By: Nicolai Jacobsen, Jake Friedman, Luca Demian, and Andre Kirby
We first did exploratory data analysis on the datasets gathered, those being from Washington Post and US Census datasets. This allowed us to clean the data, and we could then calculate the probabilities of homicide based on gender, age, race, and location, as well as the likelihood of someone being affected by a police shooting (based on the same factors). This was done by creating a probability function that found the conditional probability of an incident given a set of attributes all of this aformentioned data science work was done in Python. This logic was then ported over to a JavaScript/svelte front-end that represents all this data and allows the users of the website to find out where they fall under according to their demographics and our calculated probabilities.
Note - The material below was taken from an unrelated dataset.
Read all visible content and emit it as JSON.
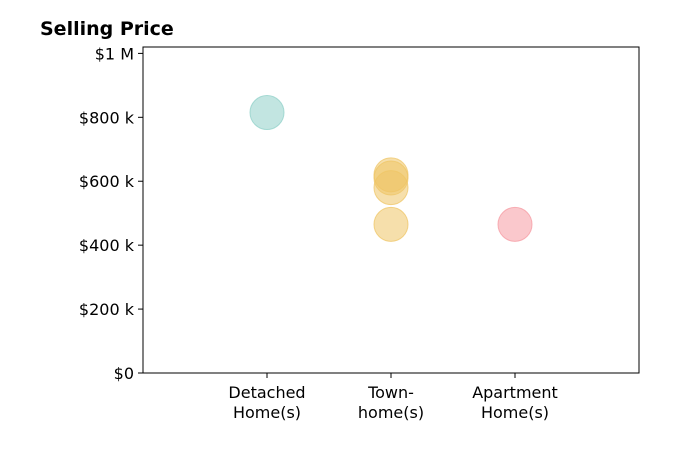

The Washington Post Police Shooting Dataset: The Washington Post Police shooting dataset contains records of all persons shot by an on-duty police officer from 2015 to 2023, in the United States, as well as the agencies involved in each event. It is updated regularly as fatal shootings are reported and as facts emerge about individual cases.
The Washington Post Homicide Dataset: The Washington Post collected data on more than 52,000 criminal homicides over the past 10 years in 50 of the largest American cities. The data included the location of the homicide, whether an arrest occurred and, demographic information about the victim.
2020 US Census Dataset (from Kaggle): This dataset is from the US Census website and was cleaned for Kaggle to increase accessibility. There are no personal identifiable information in this dataset.
US 2021 Age Distribution Dataset: Population and demographic data in this dataset is based on analysis of the Census Bureau’s American Community Survey (ACS) and thus it may differ from other population estimates by the Census Bureau. The US and state population data displayed on this site are only for civilians. Population numbers are rounded to the nearest 100.
We used Pandas for the Exploratory Data Analysis to clean and adjust the datasets we had as needed.
We found the conditional probability of a certain incident occuring (ie. homicide or police shooting) with the function incident_probability_given_attributes
. This function finds the conditional probability of an incident given a set of attributes for a given state and year. It uses Bayes' theorem to calculate P(I|x,y,z...) as we are able to calculate P(I|x), P(I|y), p(I|z), ... independently and we assume conditional independence between variables x, y, z, ... in the population data. Therefore, we know that: P(I|x,y,z,...) = (P(I|x) * P(I|y) * P(I|z) * ...) / P(H)
For the website, we used Svelte and JavaScript to create a front-end that allows users to input their demographic information and find out their probability of being affected by a police shooting or homicide. The website also allows users to compare their probability to the probability of the state they live in and the national average. This all updates automatically and is hosted as a static JS page.